Although the antitumor activity of the crude extract of wild bitter gourd (Momordica charantia L.) has been reported, its bioactive constituents and the underlying mechanism remain undefined. Here, we report that 3 beta,7 beta-dihydroxy-25-methoxycucurbita-5,23-diene-19-al (DMC), a cucurbitane-type triterpene isolated from wild bitter gourd, induced apoptotic death in breast cancer cells through peroxisome proliferator-activated receptor (PPAR) gamma activation. Luciferase reporter assays indicated the ability of DMC to activate PPAR gamma, and pharmacological inhibition of PPAR gamma protected cells from DMC's antiproliferative effect.
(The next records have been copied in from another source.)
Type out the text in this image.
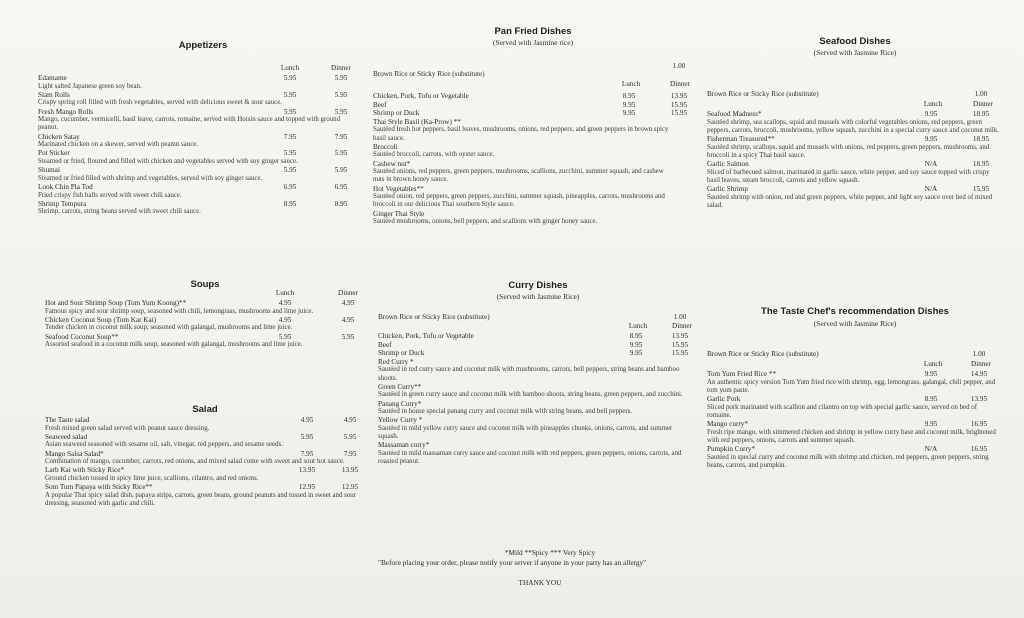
Appetizers
Lunch	Dinner
Edamame	5.95	5.95
Light salted Japanese green soy bean.
Siam Rolls	5.95	5.95
Crispy spring roll filled with fresh vegetables, served with delicious sweet & sour sauce.
Fresh Mango Rolls	5.95	5.95
Mango, cucumber, vermicelli, basil leave, carrots, romaine, served with Hoisin sauce and topped with ground peanut.
Chicken Satay	7.95	7.95
Marinated chicken on a skewer, served with peanut sauce.
Pot Sticker	5.95	5.95
Steamed or fried, floured and filled with chicken and vegetables served with soy ginger sauce.
Shumai	5.95	5.95
Steamed or fried filled with shrimp and vegetables, served with soy ginger sauce.
Look Chin Pla Tod	6.95	6.95
Fried crispy fish balls served with sweet chili sauce.
Shrimp Tempura	8.95	8.95
Shrimp, carrots, string beans served with sweet chili sauce.
Soups
Lunch	Dinner
Hot and Sour Shrimp Soup (Tom Yum Koong)**	4.95	4.95
Famous spicy and sour shrimp soup, seasoned with chili, lemongrass, mushrooms and lime juice.
Chicken Coconut Soup (Tom Kar Kai)	4.95	4.95
Tender chicken in coconut milk soup, seasoned with galangal, mushrooms and lime juice.
Seafood Coconut Soup**	5.95	5.95
Assorted seafood in a coconut milk soup, seasoned with galangal, mushrooms and lime juice.
Salad
The Taste salad	4.95	4.95
Fresh mixed green salad served with peanut sauce dressing.
Seaweed salad	5.95	5.95
Asian seaweed seasoned with sesame oil, salt, vinegar, red peppers, and sesame seeds.
Mango Salsa Salad*	7.95	7.95
Combination of mango, cucumber, carrots, red onions, and mixed salad come with sweet and sour hot sauce.
Larb Kai with Sticky Rice*	13.95	13.95
Ground chicken tossed in spicy lime juice, scallions, cilantro, and red onions.
Som Tum Papaya with Sticky Rice**	12.95	12.95
A popular Thai spicy salad dish, papaya strips, carrots, green beans, ground peanuts and tossed in sweet and sour dressing, seasoned with garlic and chili.
Pan Fried Dishes
(Served with Jasmine rice)
Brown Rice or Sticky Rice (substitute)
1.00
Lunch	Dinner
Chicken, Pork, Tofu or Vegetable	8.95	13.95
Beef	9.95	15.95
Shrimp or Duck	9.95	15.95
Thai Style Basil (Ka-Prow) **
Sautéed fresh hot peppers, basil leaves, mushrooms, onions, red peppers, and green peppers in brown spicy basil sauce.
Broccoli
Sautéed broccoli, carrots, with oyster sauce.
Cashew nut*
Sautéed onions, red peppers, green peppers, mushrooms, scallions, zucchini, summer squash, and cashew nuts in brown honey sauce.
Hot Vegetables**
Sautéed onion, red peppers, green peppers, zucchini, summer squash, pineapples, carrots, mushrooms and broccoli in our delicious Thai southern Style sauce.
Ginger Thai Style
Sautéed mushrooms, onions, bell peppers, and scallions with ginger honey sauce.
Curry Dishes
(Served with Jasmine Rice)
Brown Rice or Sticky Rice (substitute)	1.00
Lunch	Dinner
Chicken, Pork, Tofu or Vegetable	8.95	13.95
Beef	9.95	15.95
Shrimp or Duck	9.95	15.95
Red Curry *
Sautéed in red curry sauce and coconut milk with mushrooms, carrots, bell peppers, string beans and bamboo shoots.
Green Curry**
Sautéed in green curry sauce and coconut milk with bamboo shoots, string beans, green peppers, and zucchini.
Panang Curry*
Sautéed in house special panang curry and coconut milk with string beans, and bell peppers.
Yellow Curry *
Sautéed in mild yellow curry sauce and coconut milk with pineapples chunks, onions, carrots, and summer squash.
Massaman curry*
Sautéed in mild massaman curry sauce and coconut milk with red peppers, green peppers, onions, carrots, and roasted peanut.
*Mild **Spicy *** Very Spicy
"Before placing your order, please notify your server if anyone in your party has an allergy"
THANK YOU
Seafood Dishes
(Served with Jasmine Rice)
Brown Rice or Sticky Rice (substitute)	1.00
Lunch	Dinner
Seafood Madness*	9.95	18.95
Sautéed shrimp, sea scallops, squid and mussels with colorful vegetables onions, red peppers, green peppers, carrots, broccoli, mushrooms, yellow squash, zucchini in a special curry sauce and coconut milk.
Fisherman Treasured**	9.95	18.95
Sautéed shrimp, scallops, squid and mussels with onions, red peppers, green peppers, mushrooms, and broccoli in a spicy Thai basil sauce.
Garlic Salmon	N/A	18.95
Sliced of barbecued salmon, marinated in garlic sauce, white pepper, and soy sauce topped with crispy basil leaves, steam broccoli, carrots and yellow squash.
Garlic Shrimp	N/A	15.95
Sautéed shrimp with onion, red and green peppers, white pepper, and light soy sauce over bed of mixed salad.
The Taste Chef's recommendation Dishes
(Served with Jasmine Rice)
Brown Rice or Sticky Rice (substitute)	1.00
Lunch	Dinner
Tom Yum Fried Rice **	9.95	14.95
An authentic spicy version Tom Yum fried rice with shrimp, egg, lemongrass, galangal, chili pepper, and tom yum paste.
Garlic Pork	8.95	13.95
Sliced pork marinated with scallion and cilantro on top with special garlic sauce, served on bed of romaine.
Mango curry*	9.95	16.95
Fresh ripe mango, with simmered chicken and shrimp in yellow curry base and coconut milk, brightened with red peppers, onions, carrots and summer squash.
Pumpkin Curry*	N/A	16.95
Sautéed in special curry and coconut milk with shrimp and chicken, red peppers, green peppers, string beans, carrots, and pumpkin.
Western blot analysis indicated that DMC suppressed the expression of many PPAR gamma-targeted signaling effectors, including cyclin D1, CDK6, Bcl-2, XIAP, cyclooxygenase-2, NF-kappa B, and estrogen receptor alpha, and induced endoplasmic reticulum stress, as manifested by the induction of GADD153 and GRP78 expression. Moreover, DMC inhibited mTOR-p70S6K signaling through Akt downregulation and AMPK activation. The ability of DMC to activate AMPK in liver kinase (LK) B1-deficient MDA-MB-231 cells suggests that this activation was independent of LKB1-regulated cellular metabolic status. However, DMC induced a cytoprotective autophagy presumably through mTOR inhibition, which could be overcome by the cotreatment with the autophagy inhibitor chloroquine. Together, the ability of DMC to modulate multiple PPAR gamma-targeted signaling pathways provides a mechanistic basis to account for the antitumor activity of wild bitter gourd.